FITNESS. Così mantieni toniche la braccia

Emilia Sforza

Le braccia sono un punto decisamente critico del corpo che, con l’avanzare dell’età, tende a soffrire degli effetti della forza di gravità. I lembi di pelle rilassata creano spesso complessi e imbarazzi, tanto che molte rinunciano ad indossare magliette smanicate o pantaloni molto aderenti. In questo caso, badate bene, non si tratta esclusivamente di accumulo di grasso, al contrario, diete drastiche ed eccessiva perdita di peso provocano rilassamento immediato. La causa di tutto è data dalla riduzione della tonicità muscolare che la ginnastica riesce a contrastare. Per noi donne è una pratica particolarmente delicata, infatti bisogna trovare una serie di esercizi che aiutino a rassodare le braccia senza sviluppare muscoli antiestetici e mascolini. Quindi devono essere toniche abbastanza da poter distinguere le fasce muscolari mantenendo intatta la femminilità. Dopo la doccia usare un olio elasticizzante o una formula specifica aiuta a mantenere inalterata l’idratazione naturale dell’epidermide. Se la pelle ha già perso compattezza bisognerà invece intervenire con cosmetici professionali, massaggi ed esercizi mirati. I cosmetici possono essete sotto forma di crema, olio oppure latte ed hanno l’obiettivo di rinforzare la trama epidermica restituendole idratazione e sostegno, mentre più in profondità svolgono un’azione ristrutturante nei confronti dei tessuti del derma.

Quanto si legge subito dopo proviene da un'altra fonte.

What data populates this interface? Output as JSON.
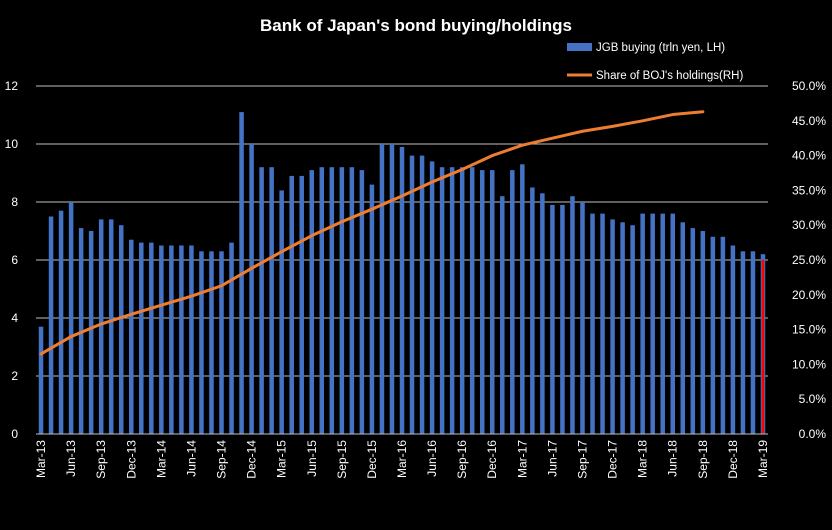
{
  "colors": {
    "background": "#000000",
    "bar": "#4472C4",
    "line": "#ED7D31",
    "gridline": "#bfbfbf",
    "marker": "#ff0000",
    "text": "#ffffff"
  },
  "chart_data": {
    "type": "bar+line",
    "title": "Bank of Japan's bond buying/holdings",
    "left_axis": {
      "ylim": [
        0,
        12
      ],
      "ticks": [
        0,
        2,
        4,
        6,
        8,
        10,
        12
      ]
    },
    "right_axis": {
      "ylim": [
        0,
        50
      ],
      "ticks": [
        "0.0%",
        "5.0%",
        "10.0%",
        "15.0%",
        "20.0%",
        "25.0%",
        "30.0%",
        "35.0%",
        "40.0%",
        "45.0%",
        "50.0%"
      ]
    },
    "x_tick_labels": [
      "Mar-13",
      "Jun-13",
      "Sep-13",
      "Dec-13",
      "Mar-14",
      "Jun-14",
      "Sep-14",
      "Dec-14",
      "Mar-15",
      "Jun-15",
      "Sep-15",
      "Dec-15",
      "Mar-16",
      "Jun-16",
      "Sep-16",
      "Dec-16",
      "Mar-17",
      "Jun-17",
      "Sep-17",
      "Dec-17",
      "Mar-18",
      "Jun-18",
      "Sep-18",
      "Dec-18",
      "Mar-19"
    ],
    "legend": {
      "bar_label": "JGB buying (trln yen, LH)",
      "line_label": "Share of BOJ's holdings(RH)"
    },
    "series": [
      {
        "name": "JGB buying (trln yen, LH)",
        "type": "bar",
        "axis": "left",
        "values": [
          3.7,
          7.5,
          7.7,
          8.0,
          7.1,
          7.0,
          7.4,
          7.4,
          7.2,
          6.7,
          6.6,
          6.6,
          6.5,
          6.5,
          6.5,
          6.5,
          6.3,
          6.3,
          6.3,
          6.6,
          11.1,
          10.0,
          9.2,
          9.2,
          8.4,
          8.9,
          8.9,
          9.1,
          9.2,
          9.2,
          9.2,
          9.2,
          9.1,
          8.6,
          10.0,
          10.0,
          9.9,
          9.6,
          9.6,
          9.4,
          9.2,
          9.2,
          9.2,
          9.2,
          9.1,
          9.1,
          8.2,
          9.1,
          9.3,
          8.5,
          8.3,
          7.9,
          7.9,
          8.2,
          8.0,
          7.6,
          7.6,
          7.4,
          7.3,
          7.2,
          7.6,
          7.6,
          7.6,
          7.6,
          7.3,
          7.1,
          7.0,
          6.8,
          6.8,
          6.5,
          6.3,
          6.3,
          6.2
        ]
      },
      {
        "name": "Share of BOJ's holdings(RH)",
        "type": "line",
        "axis": "right",
        "x": [
          0,
          3,
          6,
          9,
          12,
          15,
          18,
          21,
          24,
          27,
          30,
          33,
          36,
          39,
          42,
          45,
          48,
          51,
          54,
          57,
          60,
          63,
          66,
          69,
          72
        ],
        "values": [
          11.5,
          14.0,
          15.8,
          17.2,
          18.5,
          19.8,
          21.3,
          23.8,
          26.2,
          28.5,
          30.5,
          32.3,
          34.2,
          36.2,
          38.0,
          40.0,
          41.5,
          42.5,
          43.5,
          44.2,
          45.0,
          45.9,
          46.3,
          null,
          null
        ]
      }
    ],
    "marker_line": {
      "x": 72,
      "value": 6.0
    }
  }
}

I cosmetici tonificanti, per poter svolgere al meglio la loro funzione, vanno applicati quotidianamente sulle zone da trattare, per un periodo non inferiore al mese. Fondamentale, infine, la ginnastica, che quando è eseguita con costanza, migliora tantissimo il nostro aspetto. Procuratevi due manubri da un chilo (aumentate a due se siete più allenate), in alternativa potete usare due bottiglie d’acqua da mezzo litro. 

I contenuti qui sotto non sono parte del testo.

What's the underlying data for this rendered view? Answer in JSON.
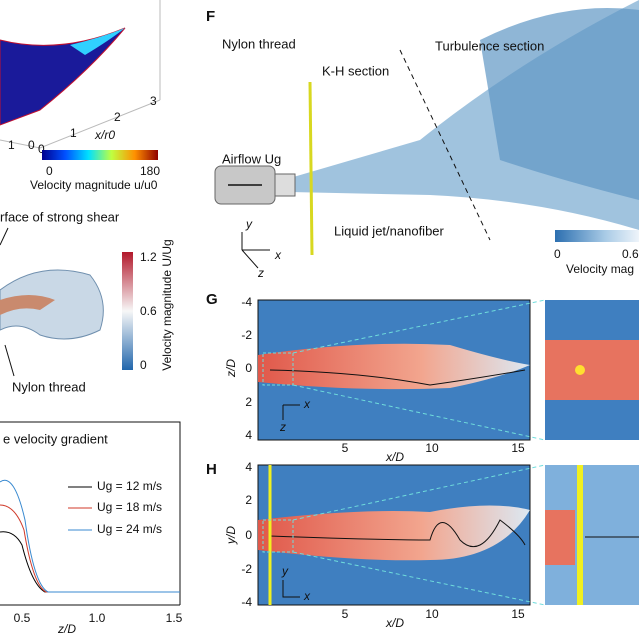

In piedi con le gambe divaricate alla stessa larghezza delle spalle, le ginocchia flesse e le braccia tese lungo i fianchi. Piega leggermente il busto e afferra, con i polsi rivolti dietro, due pesini. Da questa posizione, spingi ben distese le braccia dietro la schiena, cercando di sollevare più che puoi. Esegui 3 serie da 10 movimenti, con gli addominali contratti per non inarcare la zona lombare.

La posizione di partenza è la stessa dell’ esercizio precedente, ma con le braccia piegate e i pesini impugnati verso l’ interno. Da qui, distendi le braccia all’ indietro e riportale nella posizione iniziale, senza mai spostare i gomiti. Gli addominali sono contratti, mentre il collo è ben rilassato. Esegui 3 serie da 10 movimenti, mantenendo i polsi perfettamente in linea con le braccia.

Gambe leggermente divaricate e ginocchia appena piegate, con i piedi paralleli. Impugna un pesino e tienilo davanti al busto sotto il petto. Poi, con l’ altro braccio afferra il secondo pesino e portalo sopra la testa. Da questa posizione, piega il gomito, avvicinando l amano alla testa. Quindi distendi il braccio in alto mantenendolo vicino all’ orecchio. Esegui 3 serie da 10 movimenti e ripeti dalla parte opposta.

Gambe divaricate alla larghezza delle spalle, ginocchia leggermente piegate. Impugna entrambi i pesini e solleva le braccia unite sopra la testa. A questo punto, piega i gomiti, porta le mani dietro la nuca e poi distendile di nuovo verso l’ alto. Esegui 2 serie da 10 esercizi, fai una breve pausa e ripetine una sola, ma in quattro tempi (2 per scendere e 2 per salire), stando attenta a non inarcare la schiena.